We selected our tour operators on the ability to listen and think along with travelers. Suddenly we were left with a lot fewer options. Our long-term partners Aliya, Ravshan and Timur can help you design a trip that suits you.
Find out more about Uzbekistan’s different regions.
- Central Uzbekistan: Bukhara, Samarkand, Khiva and Tashkent. Stay with locals in the Nuratau mountains and Kyzylkum desert.
- Ferghana Valley: Silk from Margilan & ceramics from Rishton. A traditional heartland.
- Qaraqalpaqstan: Aral Sea, Savitsky museum, and the fortresses of Khorezm.

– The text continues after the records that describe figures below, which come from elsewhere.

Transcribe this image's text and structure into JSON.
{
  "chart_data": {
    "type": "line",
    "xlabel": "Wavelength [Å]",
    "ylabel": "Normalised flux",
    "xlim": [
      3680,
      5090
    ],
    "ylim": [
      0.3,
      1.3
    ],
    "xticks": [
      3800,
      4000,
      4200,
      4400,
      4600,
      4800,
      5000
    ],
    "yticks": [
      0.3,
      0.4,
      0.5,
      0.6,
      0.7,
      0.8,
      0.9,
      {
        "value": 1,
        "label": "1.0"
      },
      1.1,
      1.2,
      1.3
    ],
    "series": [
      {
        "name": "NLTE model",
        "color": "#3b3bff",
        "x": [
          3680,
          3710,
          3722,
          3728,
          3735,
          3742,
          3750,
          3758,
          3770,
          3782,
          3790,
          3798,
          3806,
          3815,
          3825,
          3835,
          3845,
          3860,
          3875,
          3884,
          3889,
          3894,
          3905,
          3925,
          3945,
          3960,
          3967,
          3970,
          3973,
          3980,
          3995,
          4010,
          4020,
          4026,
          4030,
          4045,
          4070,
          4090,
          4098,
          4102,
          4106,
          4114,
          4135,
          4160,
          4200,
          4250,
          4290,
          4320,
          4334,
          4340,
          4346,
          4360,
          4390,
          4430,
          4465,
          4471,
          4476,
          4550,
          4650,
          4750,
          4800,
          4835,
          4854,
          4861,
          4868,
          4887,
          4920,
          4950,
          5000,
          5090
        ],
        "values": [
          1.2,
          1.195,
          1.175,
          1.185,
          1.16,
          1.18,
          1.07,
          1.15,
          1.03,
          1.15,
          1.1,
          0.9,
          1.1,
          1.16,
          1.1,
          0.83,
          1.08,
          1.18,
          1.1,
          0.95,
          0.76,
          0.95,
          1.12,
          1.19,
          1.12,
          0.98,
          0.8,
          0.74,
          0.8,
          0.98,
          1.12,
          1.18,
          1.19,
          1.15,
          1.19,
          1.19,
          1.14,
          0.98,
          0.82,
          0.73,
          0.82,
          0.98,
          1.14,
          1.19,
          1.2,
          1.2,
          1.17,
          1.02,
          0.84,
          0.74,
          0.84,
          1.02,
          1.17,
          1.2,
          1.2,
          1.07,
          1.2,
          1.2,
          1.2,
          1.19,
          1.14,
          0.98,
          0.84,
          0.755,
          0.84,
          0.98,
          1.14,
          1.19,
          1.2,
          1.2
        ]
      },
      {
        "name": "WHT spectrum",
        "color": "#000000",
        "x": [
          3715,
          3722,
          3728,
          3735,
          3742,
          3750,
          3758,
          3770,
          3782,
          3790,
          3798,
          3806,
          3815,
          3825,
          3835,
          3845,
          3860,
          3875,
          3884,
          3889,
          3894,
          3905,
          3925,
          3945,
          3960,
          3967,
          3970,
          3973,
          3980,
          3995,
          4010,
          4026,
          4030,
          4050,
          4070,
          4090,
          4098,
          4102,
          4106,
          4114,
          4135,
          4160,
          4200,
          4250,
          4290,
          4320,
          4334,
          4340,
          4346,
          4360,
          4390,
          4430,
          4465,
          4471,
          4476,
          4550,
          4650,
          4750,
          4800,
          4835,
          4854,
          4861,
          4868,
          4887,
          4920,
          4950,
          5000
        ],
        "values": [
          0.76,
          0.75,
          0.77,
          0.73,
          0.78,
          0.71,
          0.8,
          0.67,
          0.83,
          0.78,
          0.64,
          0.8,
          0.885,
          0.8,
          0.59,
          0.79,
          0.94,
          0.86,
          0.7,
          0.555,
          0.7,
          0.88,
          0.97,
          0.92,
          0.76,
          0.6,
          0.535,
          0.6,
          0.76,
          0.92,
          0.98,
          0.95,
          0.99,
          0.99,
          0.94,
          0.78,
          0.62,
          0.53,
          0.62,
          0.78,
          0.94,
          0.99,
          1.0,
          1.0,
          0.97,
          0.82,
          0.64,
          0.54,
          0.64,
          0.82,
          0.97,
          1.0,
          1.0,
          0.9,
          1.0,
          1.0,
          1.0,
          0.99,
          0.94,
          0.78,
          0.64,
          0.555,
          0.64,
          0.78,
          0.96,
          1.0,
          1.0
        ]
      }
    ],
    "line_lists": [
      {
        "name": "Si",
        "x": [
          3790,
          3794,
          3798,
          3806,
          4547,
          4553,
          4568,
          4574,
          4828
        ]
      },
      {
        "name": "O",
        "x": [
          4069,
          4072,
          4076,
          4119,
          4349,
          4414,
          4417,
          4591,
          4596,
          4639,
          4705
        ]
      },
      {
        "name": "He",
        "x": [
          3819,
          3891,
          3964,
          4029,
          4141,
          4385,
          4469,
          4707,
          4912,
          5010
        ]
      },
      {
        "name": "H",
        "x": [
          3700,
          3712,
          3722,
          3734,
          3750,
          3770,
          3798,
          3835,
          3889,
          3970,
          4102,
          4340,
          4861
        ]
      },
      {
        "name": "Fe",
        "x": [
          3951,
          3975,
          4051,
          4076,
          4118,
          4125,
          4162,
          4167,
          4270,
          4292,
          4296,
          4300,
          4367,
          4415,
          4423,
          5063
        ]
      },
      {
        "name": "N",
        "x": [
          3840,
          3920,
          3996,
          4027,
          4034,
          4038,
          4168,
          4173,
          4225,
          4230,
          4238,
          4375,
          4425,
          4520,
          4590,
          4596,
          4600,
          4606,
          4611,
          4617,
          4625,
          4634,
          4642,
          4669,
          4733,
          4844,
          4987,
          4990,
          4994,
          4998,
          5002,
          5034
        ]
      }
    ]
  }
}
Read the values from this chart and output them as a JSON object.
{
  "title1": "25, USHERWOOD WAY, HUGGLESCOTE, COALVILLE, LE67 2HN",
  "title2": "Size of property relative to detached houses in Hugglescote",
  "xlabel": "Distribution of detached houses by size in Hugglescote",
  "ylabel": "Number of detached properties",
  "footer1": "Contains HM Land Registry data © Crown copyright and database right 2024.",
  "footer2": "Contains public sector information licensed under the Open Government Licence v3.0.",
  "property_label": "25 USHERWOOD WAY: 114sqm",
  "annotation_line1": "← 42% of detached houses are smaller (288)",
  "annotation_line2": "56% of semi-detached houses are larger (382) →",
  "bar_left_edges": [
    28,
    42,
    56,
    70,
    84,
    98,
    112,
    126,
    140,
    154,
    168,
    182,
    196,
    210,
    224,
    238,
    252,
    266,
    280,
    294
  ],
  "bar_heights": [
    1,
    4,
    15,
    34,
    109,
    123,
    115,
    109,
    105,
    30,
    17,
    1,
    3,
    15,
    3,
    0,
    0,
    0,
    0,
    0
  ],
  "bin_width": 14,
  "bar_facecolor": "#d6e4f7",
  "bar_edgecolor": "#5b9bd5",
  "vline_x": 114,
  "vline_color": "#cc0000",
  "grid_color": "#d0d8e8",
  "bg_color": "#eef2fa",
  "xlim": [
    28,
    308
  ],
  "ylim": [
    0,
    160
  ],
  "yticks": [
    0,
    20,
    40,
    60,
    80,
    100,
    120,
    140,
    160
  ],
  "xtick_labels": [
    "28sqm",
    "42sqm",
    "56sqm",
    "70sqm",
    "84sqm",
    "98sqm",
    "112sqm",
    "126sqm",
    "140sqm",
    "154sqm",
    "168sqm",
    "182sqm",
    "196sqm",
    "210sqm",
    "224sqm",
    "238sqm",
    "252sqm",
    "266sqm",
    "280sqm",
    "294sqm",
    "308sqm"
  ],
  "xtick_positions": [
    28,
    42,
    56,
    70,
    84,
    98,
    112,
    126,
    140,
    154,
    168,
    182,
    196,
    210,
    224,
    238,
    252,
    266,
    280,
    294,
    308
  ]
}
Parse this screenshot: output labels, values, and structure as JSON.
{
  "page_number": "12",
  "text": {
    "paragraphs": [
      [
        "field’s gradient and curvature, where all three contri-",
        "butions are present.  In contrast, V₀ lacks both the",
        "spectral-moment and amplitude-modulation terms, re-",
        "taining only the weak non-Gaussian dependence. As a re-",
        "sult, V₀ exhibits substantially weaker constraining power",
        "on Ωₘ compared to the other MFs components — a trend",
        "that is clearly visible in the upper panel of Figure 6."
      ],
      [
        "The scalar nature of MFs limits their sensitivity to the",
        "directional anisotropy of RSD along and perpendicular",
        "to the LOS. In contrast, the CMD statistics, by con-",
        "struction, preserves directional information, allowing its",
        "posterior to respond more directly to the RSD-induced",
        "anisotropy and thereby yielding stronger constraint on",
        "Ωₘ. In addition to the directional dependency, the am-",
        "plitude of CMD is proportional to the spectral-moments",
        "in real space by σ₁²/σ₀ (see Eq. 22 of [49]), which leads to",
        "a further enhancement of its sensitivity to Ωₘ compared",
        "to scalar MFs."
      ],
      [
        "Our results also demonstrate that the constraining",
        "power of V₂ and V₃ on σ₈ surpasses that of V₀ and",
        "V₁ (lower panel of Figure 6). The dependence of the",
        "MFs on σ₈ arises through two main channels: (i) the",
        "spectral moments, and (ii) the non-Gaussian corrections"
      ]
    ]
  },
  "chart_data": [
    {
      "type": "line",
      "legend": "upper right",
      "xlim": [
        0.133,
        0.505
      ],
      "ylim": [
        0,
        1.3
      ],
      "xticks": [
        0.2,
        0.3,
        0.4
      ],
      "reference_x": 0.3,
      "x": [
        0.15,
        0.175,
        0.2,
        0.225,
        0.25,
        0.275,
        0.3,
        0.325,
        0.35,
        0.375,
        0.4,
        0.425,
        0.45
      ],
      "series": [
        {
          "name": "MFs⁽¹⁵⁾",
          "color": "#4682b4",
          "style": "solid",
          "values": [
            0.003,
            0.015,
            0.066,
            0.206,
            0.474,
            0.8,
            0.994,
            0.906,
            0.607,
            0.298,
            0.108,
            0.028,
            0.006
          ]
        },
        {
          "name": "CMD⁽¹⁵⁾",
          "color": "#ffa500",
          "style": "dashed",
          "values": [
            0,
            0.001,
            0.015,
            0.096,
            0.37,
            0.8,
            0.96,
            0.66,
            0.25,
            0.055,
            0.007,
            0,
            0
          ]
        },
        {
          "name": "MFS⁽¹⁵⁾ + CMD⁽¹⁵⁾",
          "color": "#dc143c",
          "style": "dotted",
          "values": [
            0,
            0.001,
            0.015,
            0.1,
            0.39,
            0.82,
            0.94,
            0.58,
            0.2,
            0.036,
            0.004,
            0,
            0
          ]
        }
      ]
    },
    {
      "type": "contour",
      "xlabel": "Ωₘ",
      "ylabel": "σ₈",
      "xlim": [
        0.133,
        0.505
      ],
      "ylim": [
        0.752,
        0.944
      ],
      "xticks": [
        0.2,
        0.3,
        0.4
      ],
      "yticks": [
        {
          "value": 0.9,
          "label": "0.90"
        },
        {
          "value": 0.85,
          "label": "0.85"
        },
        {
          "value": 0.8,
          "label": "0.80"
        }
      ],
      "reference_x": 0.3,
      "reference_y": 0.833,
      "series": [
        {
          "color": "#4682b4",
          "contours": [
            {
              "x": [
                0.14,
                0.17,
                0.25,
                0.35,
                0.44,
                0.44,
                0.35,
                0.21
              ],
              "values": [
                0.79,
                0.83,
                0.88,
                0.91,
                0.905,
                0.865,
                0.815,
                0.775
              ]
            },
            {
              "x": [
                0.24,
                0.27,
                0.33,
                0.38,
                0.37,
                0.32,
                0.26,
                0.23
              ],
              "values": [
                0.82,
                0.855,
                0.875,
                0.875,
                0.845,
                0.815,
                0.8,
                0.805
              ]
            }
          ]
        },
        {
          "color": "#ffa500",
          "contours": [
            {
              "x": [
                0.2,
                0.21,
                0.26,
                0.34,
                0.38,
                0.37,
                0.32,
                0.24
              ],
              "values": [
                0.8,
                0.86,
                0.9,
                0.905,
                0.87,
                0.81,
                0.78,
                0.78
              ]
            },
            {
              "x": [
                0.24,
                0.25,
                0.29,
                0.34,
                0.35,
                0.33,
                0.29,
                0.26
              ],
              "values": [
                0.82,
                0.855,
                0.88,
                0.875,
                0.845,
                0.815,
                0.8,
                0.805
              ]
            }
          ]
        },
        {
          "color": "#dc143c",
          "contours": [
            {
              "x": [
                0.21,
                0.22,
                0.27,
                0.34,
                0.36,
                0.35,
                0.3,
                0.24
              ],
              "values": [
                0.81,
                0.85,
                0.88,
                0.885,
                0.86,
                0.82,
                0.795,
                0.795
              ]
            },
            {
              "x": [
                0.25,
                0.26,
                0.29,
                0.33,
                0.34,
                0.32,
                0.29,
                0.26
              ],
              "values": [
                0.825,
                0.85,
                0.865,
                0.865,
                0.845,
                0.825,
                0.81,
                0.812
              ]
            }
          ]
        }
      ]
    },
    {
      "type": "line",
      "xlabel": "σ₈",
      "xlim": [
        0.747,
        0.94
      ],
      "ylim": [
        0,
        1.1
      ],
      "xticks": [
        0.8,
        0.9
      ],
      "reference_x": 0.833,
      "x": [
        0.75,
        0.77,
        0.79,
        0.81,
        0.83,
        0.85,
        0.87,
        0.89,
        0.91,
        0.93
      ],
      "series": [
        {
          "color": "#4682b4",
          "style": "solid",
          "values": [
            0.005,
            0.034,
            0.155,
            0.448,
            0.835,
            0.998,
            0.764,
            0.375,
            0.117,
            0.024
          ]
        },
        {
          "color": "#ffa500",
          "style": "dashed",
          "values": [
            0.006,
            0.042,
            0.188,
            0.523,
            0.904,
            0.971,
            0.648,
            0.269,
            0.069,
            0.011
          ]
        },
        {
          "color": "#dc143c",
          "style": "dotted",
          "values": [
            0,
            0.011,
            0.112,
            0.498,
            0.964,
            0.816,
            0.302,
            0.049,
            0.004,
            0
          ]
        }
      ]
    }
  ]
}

- The South: Buddhist relics, and a village culture nestled in green uplands to escape the blazing summer heat.
Good to know
- Travel light – you will want to buy souvenirs. Silk, needlework, wood carvings, textiles, paintings, handmade knives and ceramics are dirt cheap and fantastic quality, all locally produced.
- Unlike neighbouring countries, guides in Uzbekistan are very well-trained, available in many languages beyond English, and absolutely not expensive. Count on 30$ for a 4-6h excursion.
- Uzbekistan is Central Asia’s group tour destination. It’s big with the 50+ crowd from Europe. Know that popular tourist sites do get crowded.
- Cotton has dominated life in Uzbekistan for the past 100 years, and it still does. Look out for abstract cotton symbology. Once you learn to recognise it, you will start to see it EVERYWHERE.